Moderator: Right. So you think it’s possible to separate the foreign fighters? The foreign Al-Qaeda linked operatives, I guess, from the Somali population itself when you think Somalis make that distinction and say okay, it’s alright to take out these guys but we will at least give our tacit approval of that but if you go any closer and trying to take out the local guys, is a different matter entirely?

Bronwyn: It absolutely is. It sort of it edges on to a very important point about the way that we’re describing the Shabaab in Somalia. The Shabaab is not a monolithic movement. It’s composed of a bunch of thugs, businessmen, clan interest and there are only really a few people at the very top who are foreigners who are linked to Al-Qaeda and there’s only a small core of people who really have transnational goals. The vast majority of the Shabaab are opportunistic and nationalist actors and the United States when it’s engaged in Afghanistan and when it’s engaged in Iraq has gone through a vital process of learning. In the Iraq conflict in Sutter city for example, the US reached a turning point when it reached out to militants that it figured out were extremist but not transnationally oriented. In Afghanistan, the US is making a similar evolution and thinking it’s now reaching out to low and mid level numbers of the Taliban and saying, you know these guys, they don’t like us maybe they have extremist views but they’re not our enemies. And I think in Somalia, the US needs to make a similar distinction between people we don’t like and people who are our enemies that we have to fight a war with. And I think that if we do that, the conflict in Somalia from the US perspective will start looking manageable and very small indeed.

Moderator: To push you on this point yet, do you think again this is a rather an optimistic’s strategy to assume that Shabaab will just sort of fall apart and would just disintegrate just provided the US takes a step backwards? I mean, can we talk for example about the humanitarian situation right now in Somalia, it is notable recently that in the southern part of the country where Al-Shabaab has its sort of strong holds. The world food program has had to admit defeat essentially and say we cannot deliver anymore. We can’t deliver food aids to this part of the country because of interference from Al-Shabaab that demanding bribes. They won’t let women workers operate here and the staffs are under threat of attack and violence, so all of these suggest that the movement is becoming more rather than less extreme. Is it not a danger of disengagement leading to more extremism that this movement could just kind of spiral out of control?
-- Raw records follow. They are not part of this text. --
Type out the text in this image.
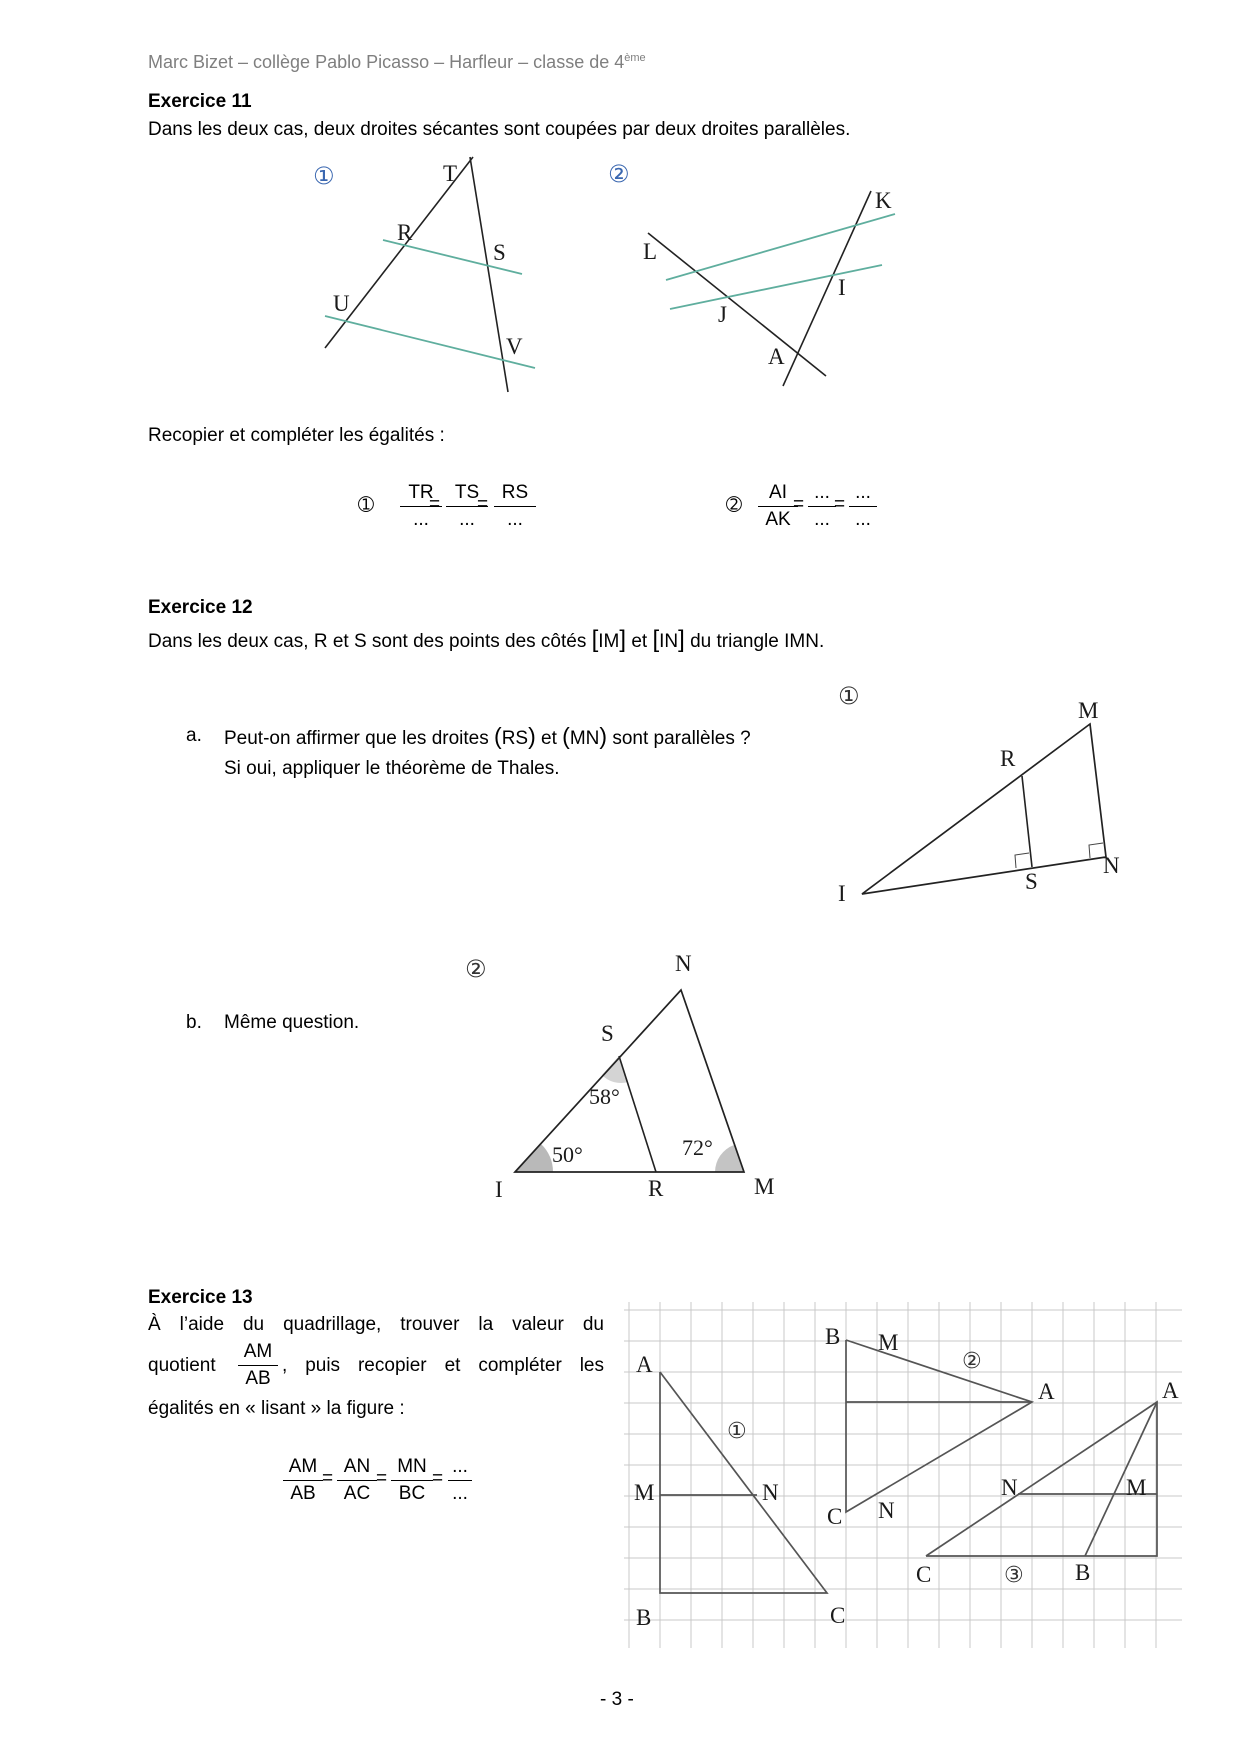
Marc Bizet – collège Pablo Picasso – Harfleur – classe de 4ème
Exercice 11
Dans les deux cas, deux droites sécantes sont coupées par deux droites parallèles.
①	T
R
S
U
V
②
K
L
I
J
A
Recopier et compléter les égalités :
➀
TR
...
=
TS
...
=
RS
...
➁ $\frac{AI}{AK}$
=
...
...
=
...
...
Exercice 12
Dans les deux cas, R et S sont des points des côtés [IM] et [IN] du triangle IMN.
a. Peut-on affirmer que les droites (RS) et (MN) sont parallèles ?
Si oui, appliquer le théorème de Thales.
b. Même question.
①
M
R
N
S
I
②	N
S
I	R	M
58°
50°	72°
Exercice 13
À l’aide du quadrillage, trouver la valeur du
quotient $\frac{AM}{AB}$ , puis recopier et compléter les
égalités en « lisant » la figure :
$\frac{AM}{AB} = \frac{AN}{AC} = \frac{MN}{BC}$ =
...
...
①
A
M	N
B	C
②
B M
A
C N
③
A
N	M
C	B
- 3 -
Bronwyn: Yeah. I mean, I would say that certainly any strategy in Somalia has risks. I can’t think of anything that the international community has done in the country that hasn’t backfired in a fairly grievous way, and I think that an initial risk of the strategy would be that for a month or six months or a year it would appear that the Shabaab was consolidating in gaining ground most likely. It would take a certain period of time for the cracks to really make themselves felt. If that said, the current policy in which we’ve identified the Shabaab and the whole of the Shabaab as a terrorist group has lead to the situation where the world food program which is providing desperately needed food assistance to millions of Somalis. I mean, approximately 40% of the population needs this food aid in order to survive but the world food program has been forced to stop its operations because of fears that some of this food relief is making its way to armed militant groups. WFP has its own problems with the Shabaab, they don’t make it easy to operate but those problems have always been there and it’s a really good chance that the WFP would be able to negotiate with the Shabaab and resume its activities during the normal course of events, it’s been an ongoing problem. Instead what we have is a situation where food aid is not getting through, and the stoppage of food aid, and the fact that so many people are starving as a result of it is actually yet another thing that’s going to increase radicalization and make the Somalis feel that they are victim of the war on terror and not the beneficiaries of US efforts to prevent these bad guys from taking hold, and that’s a really big problem for US policy, this particularly bad when you think that while the US is concerned about food finding its way into the bad guys hands, armed shipments to the TFG are continuing and we know very well that many of those arms are finding their way on to the black market where they’re paying [IB] by the Shabaab. So it’s a really tough, I think. It puts the US in a very an enviable position to say food no, guns yes. Yeah.